Fresh from a New York City premiere, Kelley Donovan & Dancers returns to Boston with a production that challenges the emotional and physical resilience of the human body.
By Merli V. Guerra
Kelley Donovan is one of the Boston area’s arts movers and shakers. Since 2012, her Third Life Choreographers Series in Somerville has showcased more than 80 choreographers hailing from Boston, New York City, Connecticut, and Vermont. Her decades of work as a dance instructor and choreographer have made her instrumental in the development of the Boston dance community.
This weekend at the Dance Complex in Cambridge, Donovan presents the Boston premiere of her latest production, The Body Becomes the Messenger. It is a work inspired by two years of personal illness and the passing of her parents. Physical and emotional strain deeply informs the piece’s choreography. “Our bodies’ wisdom recognizes when we are carrying trauma, grief, fear, sadness or anger and how to transform these emotions before we really understand them,” Donovan explains. “Often, when we don’t know how to transform these emotions, they can turn into physical symptoms.”
Together with the dancers, Donovan has channeled these challenging experiences into an evening-length production full of ever-shifting trios, partnering, and full-bodied articulation.

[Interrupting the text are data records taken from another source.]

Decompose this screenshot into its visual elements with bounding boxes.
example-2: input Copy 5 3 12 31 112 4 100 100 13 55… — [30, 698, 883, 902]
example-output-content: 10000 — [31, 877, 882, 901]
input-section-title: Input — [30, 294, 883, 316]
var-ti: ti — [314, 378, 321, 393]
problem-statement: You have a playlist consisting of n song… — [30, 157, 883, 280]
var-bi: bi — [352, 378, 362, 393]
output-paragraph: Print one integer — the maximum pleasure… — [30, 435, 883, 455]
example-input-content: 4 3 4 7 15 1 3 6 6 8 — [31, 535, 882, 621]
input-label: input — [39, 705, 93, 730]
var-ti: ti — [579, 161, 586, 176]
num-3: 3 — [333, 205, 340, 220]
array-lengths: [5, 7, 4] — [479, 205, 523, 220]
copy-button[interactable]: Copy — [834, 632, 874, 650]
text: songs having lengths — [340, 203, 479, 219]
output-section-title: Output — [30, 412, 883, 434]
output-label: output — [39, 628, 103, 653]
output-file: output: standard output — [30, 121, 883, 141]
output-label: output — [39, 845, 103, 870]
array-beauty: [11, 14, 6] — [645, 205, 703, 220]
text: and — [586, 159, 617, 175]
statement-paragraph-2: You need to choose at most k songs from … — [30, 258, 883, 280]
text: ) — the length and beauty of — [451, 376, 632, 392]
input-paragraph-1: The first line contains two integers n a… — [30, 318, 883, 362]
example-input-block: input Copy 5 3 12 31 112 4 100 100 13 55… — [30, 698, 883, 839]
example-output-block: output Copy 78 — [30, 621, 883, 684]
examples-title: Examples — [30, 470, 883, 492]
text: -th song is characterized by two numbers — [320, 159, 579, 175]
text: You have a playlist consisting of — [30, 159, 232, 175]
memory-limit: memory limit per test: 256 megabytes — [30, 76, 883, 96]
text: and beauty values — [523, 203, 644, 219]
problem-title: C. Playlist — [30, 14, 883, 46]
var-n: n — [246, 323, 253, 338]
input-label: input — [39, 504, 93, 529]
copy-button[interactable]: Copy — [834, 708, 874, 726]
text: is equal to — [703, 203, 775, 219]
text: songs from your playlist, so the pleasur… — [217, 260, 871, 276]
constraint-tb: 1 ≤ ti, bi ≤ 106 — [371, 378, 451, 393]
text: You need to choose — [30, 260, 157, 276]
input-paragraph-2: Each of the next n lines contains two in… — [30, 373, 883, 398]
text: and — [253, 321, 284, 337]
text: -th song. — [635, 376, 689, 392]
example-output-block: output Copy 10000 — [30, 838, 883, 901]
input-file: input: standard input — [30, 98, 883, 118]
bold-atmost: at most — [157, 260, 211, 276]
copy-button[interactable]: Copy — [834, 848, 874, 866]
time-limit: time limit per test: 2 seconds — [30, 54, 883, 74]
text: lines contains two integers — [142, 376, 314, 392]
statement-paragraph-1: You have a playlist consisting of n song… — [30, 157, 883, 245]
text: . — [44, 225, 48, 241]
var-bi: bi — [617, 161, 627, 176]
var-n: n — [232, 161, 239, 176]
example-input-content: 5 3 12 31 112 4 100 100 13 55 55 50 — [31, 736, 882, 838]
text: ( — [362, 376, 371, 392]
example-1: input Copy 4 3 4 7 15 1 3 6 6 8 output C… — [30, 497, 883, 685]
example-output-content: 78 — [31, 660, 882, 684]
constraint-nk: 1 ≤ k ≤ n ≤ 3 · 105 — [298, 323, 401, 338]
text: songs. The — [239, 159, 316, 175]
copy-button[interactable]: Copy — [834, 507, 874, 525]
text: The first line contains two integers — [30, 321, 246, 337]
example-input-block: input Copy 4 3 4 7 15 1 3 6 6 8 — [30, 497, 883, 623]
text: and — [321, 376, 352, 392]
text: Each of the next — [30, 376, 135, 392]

Watching Donovan’s work can be described as watching birds dip and dart as a flock along an electrical wire. Her choreography brims with fluidity, yet it repeatedly contains moments of calculated precision. It is refreshing to watch examples of modern dance that give us performers who combine introspection with a determination to connect, to open the stage wider through their gaze and attention to each other. Their connective energy is palpable through both their visual attention and physical motions as they play with relationships during the performance. Fleeting moments of unison bring pleasing bursts of synchronicity.
In 2008, Donovan began working in both Boston and New York City simultaneously. As a result, the company now performs successfully in both cities, helping to bridge the gap between the two. Many of her dancers are relatively new to her work (most joined as recently as September of 2015), but a pair of Donovan’s performers have stuck by her for many years. One, Allison Vinal, is the only member in this new production that performed in Donovan’s debut project in New York, 2007’s All Forgotten Now. Donovan credits Vinal with being highly integral in the process of creating The Body Becomes the Messenger.
The Body Becomes the Messenger‘s New York City debut in January featured an impressive cast of 14, yet due to travel and scheduling conflicts Donovan has reduced this number to 8 for the Boston premiere. Produced as part of The Dance Complex’s Integrated Artist Residency program, the piece has had the benefit of feedback sessions, collaborative showings, subsidized rehearsal space, and modest production support. Donovan encourages fellow choreographers in the region to look into this and other choreographic programs currently offered by the Complex.
“Since being ill and returning to dancing I have had to relearn many ways of using my own body and have learned a lot more that has built my skills in this area,” says Donovan. That knowledge has informed the way she teaches, as well as choreographs. As an instructor, Kelley shifts her students’ focus to longevity, strengthening, and understanding their bodies. “I am more interested in this kind of teaching in terms of how people dance so that they can have a long and healthy dance career,” she explains, “more so than virtuosity or fast-paced athletic movement.”
Choreographically, Donovan openly credits her dancers for helping much of the stage material. She first adopted this approach to making works after a foot injury in 1995. Her inability to dance fully at the time prompted her to use movement concepts and thematic prompts to guide the dancers. The result was a striking kinetic vocabulary generated collaboratively between the dancers and director. Donovan quickly discovered that “the movement looked better when it came from the dancers who were actually performing it and their investment is much greater because it is ‘theirs’ as well.” While this strategy is now commonly employed in the dance world, many young choreographers fail to properly credit their dancers for this mutually-inclusive work style. Donovan, on the other hand, commends her performers, as witnessed even in the company’s name, Kelley Donovan & Dancers.
The final inspiration for The Body Becomes the Messenger stems from a series of quotations Donovan pulled from Marilyn Chandler McEntyre’s book A Long Letting Go: Meditations on Losing Someone You Love. During the creation process, each of the selected concepts was translated into a movement. One of the quotes summarizes the completed work: “The Body is an instrument on loan. We receive it, live in it, with it, by it, know what we know by means of its five senses, and finally let it fall like a leaf when it is time to move into another intensity. Our freedom lies in obedience to the way of all creation, to live into the seasons we are given: to rise, crest, and ebb; to consent to the terms of time for the duration of this journey, and then, when the time comes to let it go.”
Merli V. Guerra is a professional dancer with a background in ballet, modern, and classical Indian dance in the Odissi style, and an award-winning interdisciplinary artist with talents in choreography, filmmaking, writing, and graphic design. She is co-founder and artistic director of Luminarium Dance Company, art director of Art New England magazine in Boston, and selects The Arts Fuse’s weekly coming attractions for dance.